Lorraine Mazerolle is an Emeritus Professor at The University of Queensland, School of Social Science and an Australian Research Council Laureate Fellow (2010–2015). She received the Companion of the Order of Australia (AC) in the General Division on Australia Day 2024 “for eminent service to education, to the social sciences as a criminologist and researcher, and to the development of innovative, evidence-based policing reforms.” Professor Mazerolle has published 5 books, 4 edited books, over 180 scientific journal articles and 46 book chapters. Her work has been cited more than 14,000 times. Her research interests are in experimental criminology, policing, drug law enforcement, regulatory crime control, and crime prevention. She has held many academic leadership roles including Co-Chair of the Crime and Justice Group (Campbell Collaboration), Editor-in-Chief of the Journal of Experimental Criminology and Chair of the American Society of Criminology’s (ASC) Division of Experimental Criminology. She is an elected Fellow and past president of the Academy of Experimental Criminology (AEC), and an elected fellow of the Academy of the Social Sciences Australia and the American Society of Criminology (ASC). Professor Mazerolle is the recipient of the ASC Division of Experimental Criminology Jerry Lee Lifetime Achievement Award (2019), Partners in Research Excellence Award The University of Queensland (2019), Distinguished Achievement Award of the Center for Evidence Based Crime Policy at George Mason University (2019), ASC Sellin-Glueck Award (2018), the ASC Division of Policing Distinguished Scholar Award (2016), the AEC Joan McCord Award (2013), and the ASC Division of International Criminology Freda Adler Distinguished Scholar Award (2010). She has won numerous US and Australian national competitive research grants on topics such as partnership policing, police engagement with high-risk people and disadvantaged communities, community regulation, problem-oriented policing, police technologies, civil remedies, street-level drug enforcement and policing public housing sites.
Rebecca Wallis is a Lecturer at the TC Beirne School of Law. Rebecca’s teaching and research interests fall broadly within the areas of criminal law and procedure, the law of evidence, and criminal justice system structure and operation.
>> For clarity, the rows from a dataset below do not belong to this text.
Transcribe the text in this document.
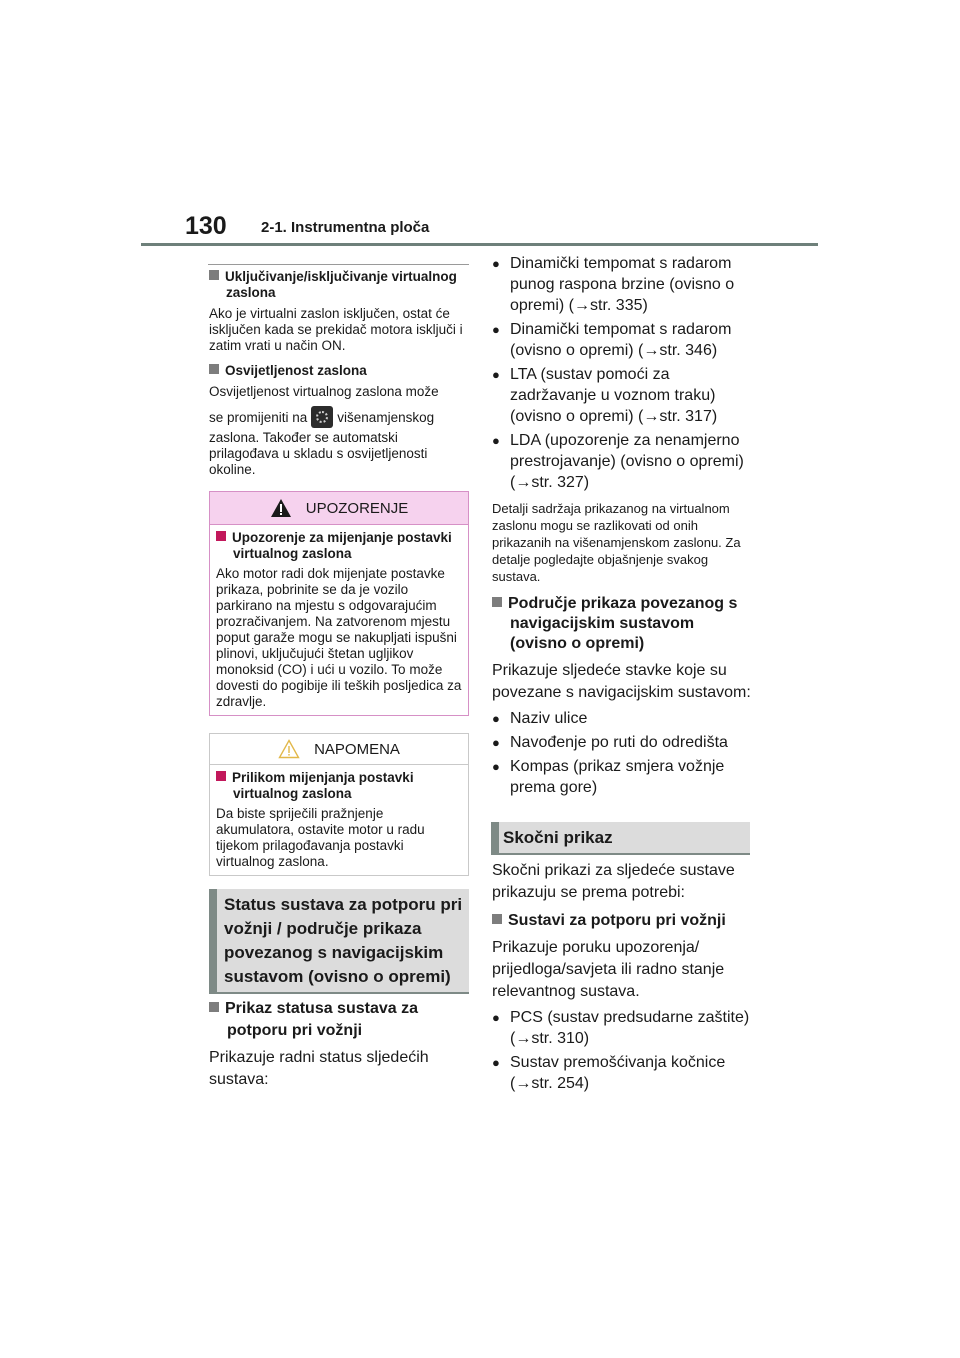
130 2-1. Instrumentna ploča
Uključivanje/isključivanje virtualnog zaslona
Ako je virtualni zaslon isključen, ostat će isključen kada se prekidač motora isključi i zatim vrati u način ON.
Osvijetljenost zaslona
Osvijetljenost virtualnog zaslona može
se promijeniti na višenamjenskog
zaslona. Također se automatski prilagođava u skladu s osvijetljenosti okoline.
UPOZORENJE
Upozorenje za mijenjanje postavki virtualnog zaslona
Ako motor radi dok mijenjate postavke prikaza, pobrinite se da je vozilo parkirano na mjestu s odgovarajućim prozračivanjem. Na zatvorenom mjestu poput garaže mogu se nakupljati ispušni plinovi, uključujući štetan ugljikov monoksid (CO) i ući u vozilo. To može dovesti do pogibije ili teških posljedica za zdravlje.
NAPOMENA
Prilikom mijenjanja postavki virtualnog zaslona
Da biste spriječili pražnjenje akumulatora, ostavite motor u radu tijekom prilagođavanja postavki virtualnog zaslona.
Status sustava za potporu pri vožnji / područje prikaza povezanog s navigacijskim sustavom (ovisno o opremi)
Prikaz statusa sustava za potporu pri vožnji
Prikazuje radni status sljedećih sustava:
● Dinamički tempomat s radarom punog raspona brzine (ovisno o opremi) (→str. 335)
● Dinamički tempomat s radarom (ovisno o opremi) (→str. 346)
● LTA (sustav pomoći za zadržavanje u voznom traku) (ovisno o opremi) (→str. 317)
● LDA (upozorenje za nenamjerno prestrojavanje) (ovisno o opremi) (→str. 327)
Detalji sadržaja prikazanog na virtualnom zaslonu mogu se razlikovati od onih prikazanih na višenamjenskom zaslonu. Za detalje pogledajte objašnjenje svakog sustava.
Područje prikaza povezanog s navigacijskim sustavom (ovisno o opremi)
Prikazuje sljedeće stavke koje su povezane s navigacijskim sustavom:
● Naziv ulice
● Navođenje po ruti do odredišta
● Kompas (prikaz smjera vožnje prema gore)
Skočni prikaz
Skočni prikazi za sljedeće sustave prikazuju se prema potrebi:
Sustavi za potporu pri vožnji
Prikazuje poruku upozorenja/ prijedloga/savjeta ili radno stanje relevantnog sustava.
● PCS (sustav predsudarne zaštite) (→str. 310)
● Sustav premošćivanja kočnice (→str. 254)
She is concerned with how criminal law theories and principles play out in policy and practice, and how these shape the operation of the criminal justice system in intended and unintended ways. In addition, she is currently working on a set of projects concerning the criminalisation of threats, particularly in the context of domestic and family violence.
Rebecca holds a Bachelor of Arts and a Bachelor of Laws from the University of Queensland, a Master of Arts in Criminology and Criminal Justice (Hons) and PhD from Griffith University. She is admitted to the Supreme Court of Queensland and the High Court of Australia (non-practising).